Until that new RA/USCJ machzor comes out, and unless it proves itself superior to what the Conservative rabbis & laypeople of Media Judaica have produced in Machzor Hadash/The New Machzor, I know what I'll be davening out of from now on on the High Holy Days. I thank Adas Israel and B'nai Israel for making it their machzor of choice, and I hope more kehillot (especially ones who haven't gotten around to replacing their Silvermans and are just now in the market for new machzorim) will follow their lead.



[shamelessly repeated from my post to the Shefa Network
group ]

Oh, and P.S.:
Its prayer for the country & prayer for the state of Israel are both better IMHO than the ones in SimShalom & Harlow machzor. No more "administer all afFAIRs of state FAIRly" (my friend Shari's great point of amusement with the version of the Prayer for Our Country in Sim Shalom)!


ben_abuya said...

I saw this on Shefa... then saw your comment on Zackary's blog... so I will comment here.

Can you let me know if there is a new version of Machzor Hadash that you are using? We use one from the 70s, and I must say that I hate it. There are many places (eg psukei dzimrah) that are not translated at all as well as dramatically truncated. And I can't stand the Al Chet that varies from place to place in the service.

I didn't care for Harlow, either. I grew up with Silverman but I actually daven from a very old Adler machzor I rescued from my shul's genizah. I can add in anything I'm used to, but for HH in particular, I really want to know what I'm saying!

MiriyaB (Becca) said...

The version used at B'nai Israel (which I now have on my desk here) is from 2002. At the top of its publication-info section it says:

Newly-Enhanced Edition (2002). Expanded & With Egalitarian English Terminology, in a format which is "basically compatible" with previously published editions.
Enhanced & Revised Editions Copyright 2002, 2001, 1998, 1995, 1978; Original Ed. copyright 1977 by THE PRAYER BOOK PRESS of Media Judaica, Inc.
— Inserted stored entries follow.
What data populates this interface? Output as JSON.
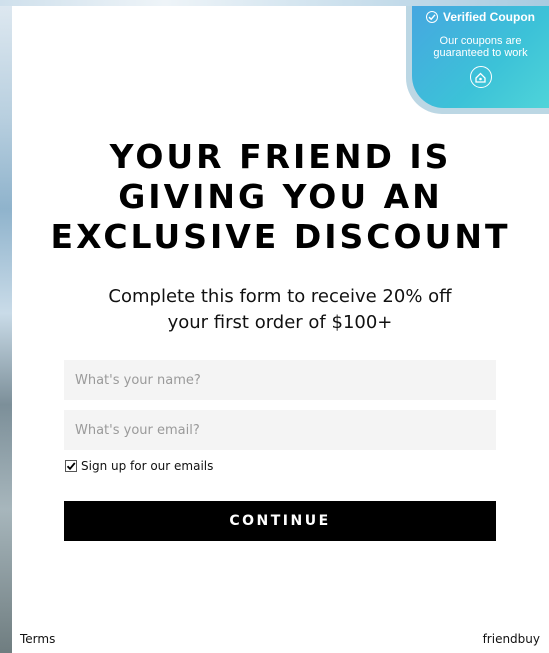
{
  "badge": {
    "title": "Verified Coupon",
    "text": "Our coupons are guaranteed to work",
    "icon": "check-circle-icon",
    "logo_icon": "friendbuy-logo-icon"
  },
  "headline": {
    "line1": "YOUR FRIEND IS",
    "line2": "GIVING YOU AN",
    "line3": "EXCLUSIVE DISCOUNT"
  },
  "subtitle": {
    "line1": "Complete this form to receive 20% off",
    "line2": "your first order of $100+"
  },
  "form": {
    "name_placeholder": "What's your name?",
    "email_placeholder": "What's your email?",
    "optin_label": "Sign up for our emails",
    "optin_checked": true,
    "continue_label": "CONTINUE"
  },
  "footer": {
    "terms_label": "Terms",
    "brand_label": "friendbuy"
  },
  "colors": {
    "badge_gradient_start": "#46a7e0",
    "badge_gradient_end": "#4fd4d9",
    "button_bg": "#000000",
    "field_bg": "#f4f4f4"
  }
}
Though you may have to flip to it in a Hebrew-only section, it does have the full traditional Psukei dZimra, etc. Hope that helps!

MiriyaB (Becca) said...

There may actually even be a later (2005) version, it looks like, from what I can tell from the listing here.

Michael said...
This comment has been removed by the author.
Michael said...

When I joined the Hillcrest Jewish Center in Queens, New York, I received a 2004 copy of Machzor Chadash. I was impressed by the variety of materials it included that could be used for study and reflection. Having used the machor now for the High Holidays, it will be something I will be referring back to over the course of the year. I was using an interlinear version since I my knowledge of Hebrew is not great. I was spiritually fulfilled by this machzor and would recommend it!